I can imagine that time stood still that day. The darkness that overcame the land, the earth trembling, heaving, in agony with it’s Creator.  The sorrow, the despair, the darkness in man’s soul matching the sky.  A body broken.  Weeping at the foot of a cross, as those in the background continued to mock and laugh.

Who among us does not understand grief, doesn’t know the ache that happens in the marrow of your bones when one you love dies? That weariness, that utter despair that gnaws, that exhausts? Weak, we can fall to our knees, crying out, cursing, broken.

And yet, we are an Easter people. We understand that there is hope, that there is more than what we see. We know despair, but we also know hope.

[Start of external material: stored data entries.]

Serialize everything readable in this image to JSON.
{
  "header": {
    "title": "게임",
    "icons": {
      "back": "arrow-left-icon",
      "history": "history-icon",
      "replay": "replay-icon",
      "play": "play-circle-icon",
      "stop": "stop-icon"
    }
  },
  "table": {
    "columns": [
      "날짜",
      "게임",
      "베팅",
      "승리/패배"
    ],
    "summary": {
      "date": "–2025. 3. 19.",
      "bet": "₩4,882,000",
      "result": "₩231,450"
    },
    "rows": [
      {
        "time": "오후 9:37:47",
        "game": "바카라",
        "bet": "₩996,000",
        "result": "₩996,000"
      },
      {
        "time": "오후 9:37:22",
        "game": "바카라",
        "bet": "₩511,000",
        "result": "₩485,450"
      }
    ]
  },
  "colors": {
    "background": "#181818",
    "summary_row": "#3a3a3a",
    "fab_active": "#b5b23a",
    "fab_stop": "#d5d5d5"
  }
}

There was no hope that Friday, as the sky turned black. With his death came despair like the world had never known. Those who had pinned their hopes on this man floundered, unsure of what his death meant.  They fled, scared for their own lives. They scattered, hiding, weeping.

We tend to rush past Good Friday, in anticipation of Easter Sunday. How much more exciting it is to focus on the joy of the resurrection rather than the despair of death. And yet, death is what precedes life. Our joy cannot be fully complete without first knowing the pain of loss. As Christians, it is my belief that we need to have a grasp on understanding the pain, the agony, that Christ went through, in our appreciation of what He endured for you and me. We can’t sugar-coat the ugliness of His suffering, His death, because it pains us to think about. It should pain us to think about it, it should cause us grief.

It should create in us an awe and appreciation that we are worthy of such a gift.

Not for anything that we have done. Or haven’t done. But we are worthy because He made us so. Worthy of a gift that is priceless. A gift given freely. But a gift of great cost.

We are an Easter people. We live in the joy and the glory that knows a Savior, that understands that death is not the end.